With the active support of the school's PTA, parents are also becoming more involved, and evening workshops have been held to inform and educate parents about the problems and issues, as well as available resources. At these workshops, a panel of youths in recovery speak about their experiences to emphasize the realities of the problems that face young people today. At a recent meeting, over 300 parents attended, an indication that the community is beginning to open their eyes to accepting the truth of the situation.
"Community denial has been the biggest hurdle in all of this," says Smith-Vela. "Many parents have naive perceptions and don't want to believe that the problem is here in full force. They don't have knowledge of what their kids are doing, and they're operating off of what a stereotypical drug addicted person acts like. If their kid does not fit this picture, they believe all is well. They need to know that this is a problem that affects all types of kids from honor students to jocks."
The program at NSJH has broken ground, and the benefits of the intervention are beginning to show. According to Smith-Vela, a climate of trust and acceptance has been created where the problem is discussed openly without social stigma. "We emphasize that students are not judged as good or bad, and parents are not judged as good or bad. We focus on healthy and not-healthy behaviors and the ability to make positive choices. We hold kids accountable for themselves and their friends," Smith-Vela said.
Officer Williams has also seen the initial resistance to this program begin to fade, and an attitude of acceptance take its place. He plays a dual role in the community. He is a School Resource Officer at NSJH two days a week and a community police officer for the Kingsgate area the rest of the time. He is in his third year at the school and describes his position as a resource for the school, parents and students and a community connection.
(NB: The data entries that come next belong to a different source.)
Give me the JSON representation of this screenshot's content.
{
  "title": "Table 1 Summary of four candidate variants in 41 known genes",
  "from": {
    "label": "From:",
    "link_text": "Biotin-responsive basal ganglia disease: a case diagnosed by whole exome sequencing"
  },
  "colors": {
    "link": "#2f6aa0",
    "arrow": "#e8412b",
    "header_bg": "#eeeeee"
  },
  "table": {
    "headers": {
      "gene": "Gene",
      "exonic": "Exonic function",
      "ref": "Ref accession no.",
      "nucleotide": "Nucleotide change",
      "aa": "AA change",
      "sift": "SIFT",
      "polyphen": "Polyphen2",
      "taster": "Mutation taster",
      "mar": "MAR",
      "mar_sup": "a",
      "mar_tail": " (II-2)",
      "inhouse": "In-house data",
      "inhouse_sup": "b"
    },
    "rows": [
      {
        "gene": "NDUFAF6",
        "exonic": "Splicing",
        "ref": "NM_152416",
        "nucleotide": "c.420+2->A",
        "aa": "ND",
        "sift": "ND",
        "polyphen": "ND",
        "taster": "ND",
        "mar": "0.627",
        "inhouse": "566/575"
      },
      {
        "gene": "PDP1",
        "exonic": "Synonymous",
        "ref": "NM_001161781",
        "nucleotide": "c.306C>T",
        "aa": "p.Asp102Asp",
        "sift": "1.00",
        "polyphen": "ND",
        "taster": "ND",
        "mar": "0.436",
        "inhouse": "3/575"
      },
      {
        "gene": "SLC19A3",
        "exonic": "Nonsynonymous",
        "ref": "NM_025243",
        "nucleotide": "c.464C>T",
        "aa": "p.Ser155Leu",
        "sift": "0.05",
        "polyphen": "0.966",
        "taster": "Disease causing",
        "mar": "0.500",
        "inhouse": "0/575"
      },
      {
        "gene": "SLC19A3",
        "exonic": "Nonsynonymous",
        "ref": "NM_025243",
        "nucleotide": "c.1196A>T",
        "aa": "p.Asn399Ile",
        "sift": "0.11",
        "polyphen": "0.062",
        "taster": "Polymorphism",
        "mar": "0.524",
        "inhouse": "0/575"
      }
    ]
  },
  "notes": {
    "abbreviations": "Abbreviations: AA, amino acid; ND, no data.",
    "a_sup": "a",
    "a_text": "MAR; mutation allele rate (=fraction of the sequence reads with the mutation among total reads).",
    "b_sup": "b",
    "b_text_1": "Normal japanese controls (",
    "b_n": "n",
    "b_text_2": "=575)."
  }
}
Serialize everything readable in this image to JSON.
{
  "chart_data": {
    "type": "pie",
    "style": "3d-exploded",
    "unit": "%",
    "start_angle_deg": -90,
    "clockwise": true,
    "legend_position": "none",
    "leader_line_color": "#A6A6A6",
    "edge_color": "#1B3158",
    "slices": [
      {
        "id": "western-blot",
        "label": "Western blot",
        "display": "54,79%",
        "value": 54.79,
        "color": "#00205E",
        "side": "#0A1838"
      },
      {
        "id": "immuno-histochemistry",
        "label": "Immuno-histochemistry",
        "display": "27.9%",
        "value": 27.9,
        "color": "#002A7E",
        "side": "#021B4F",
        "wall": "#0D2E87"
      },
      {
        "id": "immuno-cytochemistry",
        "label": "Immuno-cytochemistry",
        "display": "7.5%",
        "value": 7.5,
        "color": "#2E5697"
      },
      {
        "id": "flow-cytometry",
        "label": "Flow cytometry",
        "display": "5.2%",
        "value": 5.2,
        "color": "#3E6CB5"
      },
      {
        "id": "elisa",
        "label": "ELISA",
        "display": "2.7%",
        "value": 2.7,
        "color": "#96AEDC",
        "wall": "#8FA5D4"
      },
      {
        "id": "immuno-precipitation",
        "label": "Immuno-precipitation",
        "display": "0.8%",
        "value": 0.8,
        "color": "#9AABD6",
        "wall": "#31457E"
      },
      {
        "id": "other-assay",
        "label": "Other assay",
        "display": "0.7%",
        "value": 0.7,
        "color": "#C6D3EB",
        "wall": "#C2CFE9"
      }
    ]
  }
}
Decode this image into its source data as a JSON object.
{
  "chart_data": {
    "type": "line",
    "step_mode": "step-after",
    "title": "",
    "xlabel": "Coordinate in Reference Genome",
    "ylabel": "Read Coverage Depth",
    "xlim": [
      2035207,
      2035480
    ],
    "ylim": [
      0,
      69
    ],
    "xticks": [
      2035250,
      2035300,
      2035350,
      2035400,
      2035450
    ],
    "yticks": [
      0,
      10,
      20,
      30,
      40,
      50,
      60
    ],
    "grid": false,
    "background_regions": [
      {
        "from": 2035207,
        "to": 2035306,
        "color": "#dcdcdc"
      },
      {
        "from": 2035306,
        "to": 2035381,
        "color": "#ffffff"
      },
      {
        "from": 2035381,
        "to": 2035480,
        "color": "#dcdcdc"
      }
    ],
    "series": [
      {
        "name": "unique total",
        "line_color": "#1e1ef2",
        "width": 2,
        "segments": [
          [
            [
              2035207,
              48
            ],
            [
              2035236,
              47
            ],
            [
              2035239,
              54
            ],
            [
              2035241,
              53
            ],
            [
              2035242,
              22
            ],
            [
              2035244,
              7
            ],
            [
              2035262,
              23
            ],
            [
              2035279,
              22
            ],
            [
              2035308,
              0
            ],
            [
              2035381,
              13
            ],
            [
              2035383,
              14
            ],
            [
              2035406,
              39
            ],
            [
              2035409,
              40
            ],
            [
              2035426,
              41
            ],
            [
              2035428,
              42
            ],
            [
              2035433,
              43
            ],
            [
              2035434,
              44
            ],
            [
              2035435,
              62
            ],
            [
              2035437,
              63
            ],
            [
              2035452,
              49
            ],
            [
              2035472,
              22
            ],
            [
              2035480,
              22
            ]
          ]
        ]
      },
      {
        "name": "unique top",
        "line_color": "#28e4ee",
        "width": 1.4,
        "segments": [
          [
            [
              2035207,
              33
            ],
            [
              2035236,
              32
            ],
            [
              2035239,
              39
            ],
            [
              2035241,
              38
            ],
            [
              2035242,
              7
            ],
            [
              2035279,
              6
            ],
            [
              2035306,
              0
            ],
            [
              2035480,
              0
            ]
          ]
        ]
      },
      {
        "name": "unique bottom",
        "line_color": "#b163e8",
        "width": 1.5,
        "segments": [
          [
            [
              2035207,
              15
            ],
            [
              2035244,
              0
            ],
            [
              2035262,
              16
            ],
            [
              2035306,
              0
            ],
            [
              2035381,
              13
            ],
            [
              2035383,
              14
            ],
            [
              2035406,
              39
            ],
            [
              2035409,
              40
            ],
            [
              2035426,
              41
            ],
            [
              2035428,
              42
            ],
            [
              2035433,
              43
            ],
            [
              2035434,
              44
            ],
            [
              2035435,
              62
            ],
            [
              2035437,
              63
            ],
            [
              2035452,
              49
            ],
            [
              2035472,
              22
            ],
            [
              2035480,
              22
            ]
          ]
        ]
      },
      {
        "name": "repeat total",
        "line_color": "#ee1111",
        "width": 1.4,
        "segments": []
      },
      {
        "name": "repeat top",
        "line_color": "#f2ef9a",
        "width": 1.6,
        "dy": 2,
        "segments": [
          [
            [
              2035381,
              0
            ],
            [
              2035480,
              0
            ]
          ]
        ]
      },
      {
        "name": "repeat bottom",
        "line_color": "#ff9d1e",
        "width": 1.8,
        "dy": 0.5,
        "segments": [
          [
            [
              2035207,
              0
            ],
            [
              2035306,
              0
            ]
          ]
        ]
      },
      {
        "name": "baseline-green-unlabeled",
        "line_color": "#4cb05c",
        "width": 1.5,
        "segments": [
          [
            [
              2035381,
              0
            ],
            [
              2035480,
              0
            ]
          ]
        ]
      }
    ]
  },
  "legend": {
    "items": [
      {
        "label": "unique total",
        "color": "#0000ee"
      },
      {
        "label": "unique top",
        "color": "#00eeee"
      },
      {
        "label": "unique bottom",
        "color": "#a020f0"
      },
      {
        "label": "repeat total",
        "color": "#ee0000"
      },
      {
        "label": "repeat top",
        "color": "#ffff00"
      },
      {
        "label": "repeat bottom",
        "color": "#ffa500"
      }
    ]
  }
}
Most importantly, Williams strives to develop a rapport with the kids and establish solid relationships with them. He spends his time talking to them in the lunchroom, classrooms, outside, or on the basketball court, and feels he is helping to dissipate the stigma that cops are bad.
"I think I'm bridging the gap, and also I'm changing perceptions. The kids know they can come to me with any problem and I've seen them," Officer Williams said. "There's a mutual respect between us, and they have warmed up to me now." He works closely with the counselors at the school, and both Smith-Vela and Williams have seen indicators that they are making headway with the program. They have seen students begin to take responsibility for their actions and admit to wrongdoing, accept people for their differences, communicate honestly, and show more confidence in themselves.
"Kids are starting to tell us who's distributing drugs, something they'd never have shared before," says Smith-Vela. "What they also tell us confirms the fact that drug abuse is not a problem isolated to NSJH. It's at every school."
The Northshore District is the first on the Eastside to implement such a pro-active program, and Officer Williams feels that this will be the "wave of the future" with other districts coming on board soon. The hope is for Northshore to eventually hire its own alcohol and drug counselors instead of contracting out the work, and to get elementary schools involved because the problem is coming up from the feeder schools.
"We see seventh graders who are already savvy about drugs by the time they get here," states Smith-Vela. "We have such phenomenal academic programs in this district, but we must all recognize that inner city problems are here, and we can't wait until it's a community crisis. Let's accept the problem and view it as a disease that requires treatment and not shunning. The community must be pro-active in its approach and work on prevention, not just intervention. After all, children are our future."